Malumunuz üzere, biz Türkler, trafik kazası yaptığımızda; araçlarımızın haşat olması yetmezmiş gibi inip, bir de birbirimizi haşat etmeye çalışırız. Kaza sonrası aracından inip de "tamam kardeşim, ben yanlış yaptım, haksızım" diyenimiz yok denecek kadar azdır. Bu müstesna "mor inekler" de kaideyi bozmazlar zaten. Kaza sonrası aşağı inen tamponun yanına iki tane de diş koymazsan, kırılıp-parçalan bilmem kaç paralık fara bir gözlük iki de kol saati eklemezsen o kazaya kaza denmez vallahi bizim ülkede.

Bu durum, aslında sadece yurdum insanına has bir özellik de değildir. Yunanistan, İtalya, Güney Fransa, Fas, Tunus gibi sıcak Akdeniz iklimi ülkelerinin, insanlarının genetik sıcaklıklarından kaynaklanır ve hemen alevlenmek kromozomlarımızda vardır. Buna karşılık orta ve kuzey Avrupa'nın soğuk iklimlerinin, soğuk insanları tepki vereyim mi vermeyeyim mi diye düşünürlerken, zaten son derece düzenli işleyen sistemleri nedeniyle polis başlarında bitmiştir bile.

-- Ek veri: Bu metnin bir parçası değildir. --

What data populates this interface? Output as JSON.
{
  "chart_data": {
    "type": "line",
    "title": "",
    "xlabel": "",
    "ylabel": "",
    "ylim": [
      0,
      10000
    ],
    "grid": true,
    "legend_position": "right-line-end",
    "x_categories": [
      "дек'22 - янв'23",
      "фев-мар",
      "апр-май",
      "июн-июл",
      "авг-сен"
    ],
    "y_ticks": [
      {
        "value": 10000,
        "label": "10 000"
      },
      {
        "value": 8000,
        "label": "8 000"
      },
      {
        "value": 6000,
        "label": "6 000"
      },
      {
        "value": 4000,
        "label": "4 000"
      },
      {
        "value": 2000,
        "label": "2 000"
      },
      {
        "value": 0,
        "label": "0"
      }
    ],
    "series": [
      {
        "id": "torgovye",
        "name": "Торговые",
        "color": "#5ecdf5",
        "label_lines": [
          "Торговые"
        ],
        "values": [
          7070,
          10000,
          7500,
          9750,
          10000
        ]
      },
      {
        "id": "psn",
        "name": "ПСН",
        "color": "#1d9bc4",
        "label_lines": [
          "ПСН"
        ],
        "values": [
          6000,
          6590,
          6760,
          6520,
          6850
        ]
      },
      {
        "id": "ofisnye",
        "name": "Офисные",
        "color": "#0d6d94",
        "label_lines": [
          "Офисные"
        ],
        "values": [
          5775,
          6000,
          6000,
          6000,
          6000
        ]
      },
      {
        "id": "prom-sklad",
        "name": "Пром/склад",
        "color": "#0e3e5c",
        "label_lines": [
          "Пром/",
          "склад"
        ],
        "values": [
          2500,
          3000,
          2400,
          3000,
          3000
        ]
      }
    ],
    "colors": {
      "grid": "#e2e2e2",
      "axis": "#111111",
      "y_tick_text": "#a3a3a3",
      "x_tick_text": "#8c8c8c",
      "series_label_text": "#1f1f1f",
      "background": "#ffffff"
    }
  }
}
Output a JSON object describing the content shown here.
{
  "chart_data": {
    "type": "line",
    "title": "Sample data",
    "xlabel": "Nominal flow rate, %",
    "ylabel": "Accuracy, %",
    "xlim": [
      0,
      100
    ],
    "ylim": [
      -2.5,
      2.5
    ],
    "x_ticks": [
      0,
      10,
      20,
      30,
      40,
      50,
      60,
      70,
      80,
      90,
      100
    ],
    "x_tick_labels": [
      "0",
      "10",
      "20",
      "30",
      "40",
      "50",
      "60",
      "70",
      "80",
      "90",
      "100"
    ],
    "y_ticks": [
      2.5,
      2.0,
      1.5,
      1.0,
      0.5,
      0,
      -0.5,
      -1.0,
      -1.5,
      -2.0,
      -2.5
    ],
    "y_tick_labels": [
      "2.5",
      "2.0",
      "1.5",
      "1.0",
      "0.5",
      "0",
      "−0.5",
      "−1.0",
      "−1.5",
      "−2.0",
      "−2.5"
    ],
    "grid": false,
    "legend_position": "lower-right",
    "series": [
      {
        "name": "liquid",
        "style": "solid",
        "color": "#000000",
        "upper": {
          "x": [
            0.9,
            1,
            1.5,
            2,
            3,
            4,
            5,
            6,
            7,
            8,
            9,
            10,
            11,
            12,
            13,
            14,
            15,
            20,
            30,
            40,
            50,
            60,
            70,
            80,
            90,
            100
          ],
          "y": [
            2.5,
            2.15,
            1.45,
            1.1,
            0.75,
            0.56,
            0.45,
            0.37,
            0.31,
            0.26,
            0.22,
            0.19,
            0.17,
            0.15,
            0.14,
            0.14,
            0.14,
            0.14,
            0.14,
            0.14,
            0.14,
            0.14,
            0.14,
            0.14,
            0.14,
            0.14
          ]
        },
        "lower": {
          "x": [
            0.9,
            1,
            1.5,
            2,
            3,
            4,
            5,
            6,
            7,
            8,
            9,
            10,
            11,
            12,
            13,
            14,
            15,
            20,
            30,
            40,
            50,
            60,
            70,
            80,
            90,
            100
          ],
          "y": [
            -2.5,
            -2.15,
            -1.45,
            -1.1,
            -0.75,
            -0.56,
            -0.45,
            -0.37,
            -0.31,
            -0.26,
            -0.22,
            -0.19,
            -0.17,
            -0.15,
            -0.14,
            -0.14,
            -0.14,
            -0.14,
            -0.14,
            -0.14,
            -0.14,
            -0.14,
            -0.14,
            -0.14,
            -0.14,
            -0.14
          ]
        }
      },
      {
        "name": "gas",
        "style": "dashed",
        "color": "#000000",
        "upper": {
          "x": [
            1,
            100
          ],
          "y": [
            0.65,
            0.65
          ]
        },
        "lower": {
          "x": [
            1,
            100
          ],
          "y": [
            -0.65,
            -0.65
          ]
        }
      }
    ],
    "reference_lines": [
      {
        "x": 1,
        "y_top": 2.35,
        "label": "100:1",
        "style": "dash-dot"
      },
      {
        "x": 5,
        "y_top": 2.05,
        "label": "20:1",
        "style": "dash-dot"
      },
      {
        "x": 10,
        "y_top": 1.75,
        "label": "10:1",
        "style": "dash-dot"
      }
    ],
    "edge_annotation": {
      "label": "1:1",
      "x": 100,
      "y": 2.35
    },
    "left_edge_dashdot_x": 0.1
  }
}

"Bu sabah yağmur vardı İzmir'de" alıntı sözleriyle başlayabileceğim bir güne ve yazıya maalesef, evimin bulunduğu, sakin, bir Karşıyaka sokağındaki köşe başında meydana gelen trafik kazasına şahit olarak merhaba dedim. Dün gece hiç tanımadığım bir kadına, sırf sana benziyor diye, usulca sokulup "merhaba" dedim sözleri de müthiş bir yazı girişine "çalıntı", hadi biraz yumuşatalım "esinlenilmiş" sözler olabilirdi, bu da şimdi aklıma geldi.

Bir ticari taksi ile hususi bir otomobil, nasıl becerdilerse, o sakin ve dar sokakta burun buruna çarpışma mucizesini gerçekleştirdiler. Ben de evimin önünde, park halinde bulunan aracıma binmek üzereydim. Hemen kırk metre önümdeki kazayı görünce, gayri ihtiyari olarak, olduğum yerde kala kaldım. Tabi olayın aktörlerinden birisinin, genelde birazcık asabi ve külhan tavırlarına alışık olduğumuz taksici, belediye otobüsçü, dolmuşçu ve servisçi esnafımızdan birisi olduğu gerçeğini ve diğer vatandaşımızın, sabahın bu kör, kargaların henüz kahvaltılarını etmediği ve yağmurlu saatinde harcanabileceği ihtimalini göz önünde bulundurarak; çantamı arabama koydum, kapımı kapattım ve yavaş adımlarla kaza mahalline ilerlemeye başladım.

Bu arada, çarpışmanın hemen akabinde, her iki aracın kapıları da yıldırım hızıyla açıldı, aşağı yukarı aynı orta yaşlardaki iki adam arabalarından aşağı indi, birbirlerine seri adımlarla yaklaştı ve hiç beklemediğim bir şey yaptılar. Tokalaşıyorlardı. Evet yanlış okumadınız. Normalde tekme, tokat, bağrış, çağrış olması gereken ve sekizde sekiz haklı oldukları gerçeğini –aynı anda taban tabana zıt, iki farklı gerçek dünyanın başka hiç bir olayında kesinlikle karşı karşıya gelmez bu arada- karşılıklı haykırmaları beklenen yurdum insanları; birbirlerine geçmiş olsun dileklerini sunuyorlar ve birbirlerinin ellerini sıkıyorlardı.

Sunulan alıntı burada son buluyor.